Swedish Riksbank Preview

December 3, 2008

In a sign of these tumultuous times, the Riksbank’s December interest rate meeting was moved forward to today from its originally scheduled time at mid-month. Officials are taking no chance of being left out to dry but sizable rate cuts after meetings of the ECB, Bank of England, and New Zealand, not to mention the Fed next week. Plus, a deteriorating global economy demands acting with dispatch. Here’s what I wrote in commentary after the Swedish repo rate was cut by 50 basis points to 3.75% on October 23rd. That was the second such reduction in October, but Sweden was one of the last advanced country central banks to tighten its policy, raising rates by 25 basis points on September 4th. Today’s decision will be revealed at 8:30 GMT on Thursday, that is earlier than either the announcements from the Bank of England or the ECB.

Facing the same global environment, most other central banks have lately selected the bolder of their easing choices. Sweden had slightly negative growth in the second quarter with an on-year rise of just 0.7% in GDP. Sweden’s manufacturing PMI slumped in November to a very depressed 33.1 from 39.0 in October and 55.1 a year ago.
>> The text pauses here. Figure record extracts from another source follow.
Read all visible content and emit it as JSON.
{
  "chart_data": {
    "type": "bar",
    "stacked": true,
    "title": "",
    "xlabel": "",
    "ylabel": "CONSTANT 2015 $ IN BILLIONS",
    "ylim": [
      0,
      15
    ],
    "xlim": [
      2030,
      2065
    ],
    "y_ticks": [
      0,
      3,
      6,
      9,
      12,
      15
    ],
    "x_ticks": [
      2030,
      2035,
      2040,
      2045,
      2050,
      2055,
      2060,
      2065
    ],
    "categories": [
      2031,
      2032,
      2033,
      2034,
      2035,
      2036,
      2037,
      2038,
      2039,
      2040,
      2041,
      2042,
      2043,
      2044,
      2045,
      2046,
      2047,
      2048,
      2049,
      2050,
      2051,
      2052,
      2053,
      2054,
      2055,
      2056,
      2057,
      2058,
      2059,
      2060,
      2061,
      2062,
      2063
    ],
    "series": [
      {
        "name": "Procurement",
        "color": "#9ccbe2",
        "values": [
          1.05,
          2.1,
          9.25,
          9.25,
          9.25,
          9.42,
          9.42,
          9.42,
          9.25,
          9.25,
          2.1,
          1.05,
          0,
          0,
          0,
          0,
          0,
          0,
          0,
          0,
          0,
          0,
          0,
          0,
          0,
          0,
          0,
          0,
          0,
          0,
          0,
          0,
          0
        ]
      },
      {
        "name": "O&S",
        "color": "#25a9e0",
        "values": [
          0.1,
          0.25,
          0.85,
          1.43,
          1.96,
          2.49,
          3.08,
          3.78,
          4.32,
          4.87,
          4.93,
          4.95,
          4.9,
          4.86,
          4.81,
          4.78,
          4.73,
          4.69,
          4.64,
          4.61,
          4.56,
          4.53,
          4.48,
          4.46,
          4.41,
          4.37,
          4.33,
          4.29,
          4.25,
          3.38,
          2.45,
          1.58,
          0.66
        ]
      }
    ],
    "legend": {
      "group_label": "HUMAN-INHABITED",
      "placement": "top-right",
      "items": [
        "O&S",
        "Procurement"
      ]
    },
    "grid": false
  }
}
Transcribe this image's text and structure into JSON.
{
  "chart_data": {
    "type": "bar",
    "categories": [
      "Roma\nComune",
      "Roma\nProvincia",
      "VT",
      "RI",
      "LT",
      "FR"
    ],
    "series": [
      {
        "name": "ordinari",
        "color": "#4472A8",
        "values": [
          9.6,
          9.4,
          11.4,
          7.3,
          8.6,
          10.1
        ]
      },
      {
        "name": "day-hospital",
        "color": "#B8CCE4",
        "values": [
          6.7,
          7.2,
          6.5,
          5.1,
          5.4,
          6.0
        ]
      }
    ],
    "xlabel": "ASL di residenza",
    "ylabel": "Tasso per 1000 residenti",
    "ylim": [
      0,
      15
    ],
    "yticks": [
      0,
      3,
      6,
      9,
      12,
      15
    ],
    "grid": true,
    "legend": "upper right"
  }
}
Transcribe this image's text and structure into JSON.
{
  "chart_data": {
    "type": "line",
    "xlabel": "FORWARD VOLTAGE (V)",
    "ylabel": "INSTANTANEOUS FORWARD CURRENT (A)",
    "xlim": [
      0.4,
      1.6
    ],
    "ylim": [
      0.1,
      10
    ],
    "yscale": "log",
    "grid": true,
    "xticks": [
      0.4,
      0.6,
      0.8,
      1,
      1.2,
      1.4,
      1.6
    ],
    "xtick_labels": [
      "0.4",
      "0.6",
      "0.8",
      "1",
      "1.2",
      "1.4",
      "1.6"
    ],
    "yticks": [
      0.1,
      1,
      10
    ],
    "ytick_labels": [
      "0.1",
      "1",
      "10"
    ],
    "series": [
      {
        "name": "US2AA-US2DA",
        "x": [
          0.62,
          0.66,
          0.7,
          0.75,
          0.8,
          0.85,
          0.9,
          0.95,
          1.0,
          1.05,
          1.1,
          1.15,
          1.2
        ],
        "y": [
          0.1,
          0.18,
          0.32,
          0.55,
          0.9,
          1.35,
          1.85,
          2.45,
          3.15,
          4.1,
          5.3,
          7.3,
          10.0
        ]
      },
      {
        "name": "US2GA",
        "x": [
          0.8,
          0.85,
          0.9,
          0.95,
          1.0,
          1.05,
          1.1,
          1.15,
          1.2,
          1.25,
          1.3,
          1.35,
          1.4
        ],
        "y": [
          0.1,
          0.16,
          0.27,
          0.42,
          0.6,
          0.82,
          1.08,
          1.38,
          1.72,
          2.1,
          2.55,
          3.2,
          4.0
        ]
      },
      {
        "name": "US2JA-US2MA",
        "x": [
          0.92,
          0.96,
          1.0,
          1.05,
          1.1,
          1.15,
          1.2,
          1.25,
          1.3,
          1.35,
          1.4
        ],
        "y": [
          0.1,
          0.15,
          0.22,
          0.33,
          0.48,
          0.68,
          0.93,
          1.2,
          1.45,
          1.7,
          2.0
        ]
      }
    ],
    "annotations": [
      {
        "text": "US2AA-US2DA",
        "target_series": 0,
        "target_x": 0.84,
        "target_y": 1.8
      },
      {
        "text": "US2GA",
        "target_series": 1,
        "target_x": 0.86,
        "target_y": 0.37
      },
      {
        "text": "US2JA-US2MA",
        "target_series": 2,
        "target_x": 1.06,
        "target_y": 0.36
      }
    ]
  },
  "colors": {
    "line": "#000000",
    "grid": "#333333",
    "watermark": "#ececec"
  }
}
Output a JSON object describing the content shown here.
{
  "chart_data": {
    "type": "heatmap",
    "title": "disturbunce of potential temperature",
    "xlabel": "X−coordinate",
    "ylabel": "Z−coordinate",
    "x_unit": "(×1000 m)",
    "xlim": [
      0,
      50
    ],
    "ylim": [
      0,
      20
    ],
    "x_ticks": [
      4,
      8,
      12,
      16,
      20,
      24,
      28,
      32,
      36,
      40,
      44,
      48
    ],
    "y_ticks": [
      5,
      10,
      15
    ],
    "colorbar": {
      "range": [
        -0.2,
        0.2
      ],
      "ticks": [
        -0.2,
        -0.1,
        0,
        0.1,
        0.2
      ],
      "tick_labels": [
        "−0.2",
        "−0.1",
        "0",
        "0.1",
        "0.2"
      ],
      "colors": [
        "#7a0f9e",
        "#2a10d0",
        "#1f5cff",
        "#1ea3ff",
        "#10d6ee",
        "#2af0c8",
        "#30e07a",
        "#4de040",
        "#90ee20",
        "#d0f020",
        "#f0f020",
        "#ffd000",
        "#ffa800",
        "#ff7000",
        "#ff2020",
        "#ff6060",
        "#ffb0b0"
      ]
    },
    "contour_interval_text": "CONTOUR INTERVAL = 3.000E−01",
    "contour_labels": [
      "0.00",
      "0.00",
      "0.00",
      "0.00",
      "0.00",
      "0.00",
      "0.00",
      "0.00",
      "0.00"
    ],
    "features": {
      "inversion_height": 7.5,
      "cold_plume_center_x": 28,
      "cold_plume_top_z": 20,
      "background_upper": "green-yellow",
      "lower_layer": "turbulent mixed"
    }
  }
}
The safe move for the Riksbank would be a third cut of 50 basis points to 3.25%, but that would be just 125 basis points less than the August level. Six weeks ago, officials were planning to ease by 50 basis points sometime during the coming six months (the Riksbank forecasts its own interest rate path, something few other central bankers do). To cut by just 50 basis points at this time would simply be front-loading a pre-announced action. The world economy, Sweden’s circumstances, and financial markets everywhere have soured since October 23 by enough to justify a more forceful gesture from the Riskbank. I expect a cut of at least 75 basis points.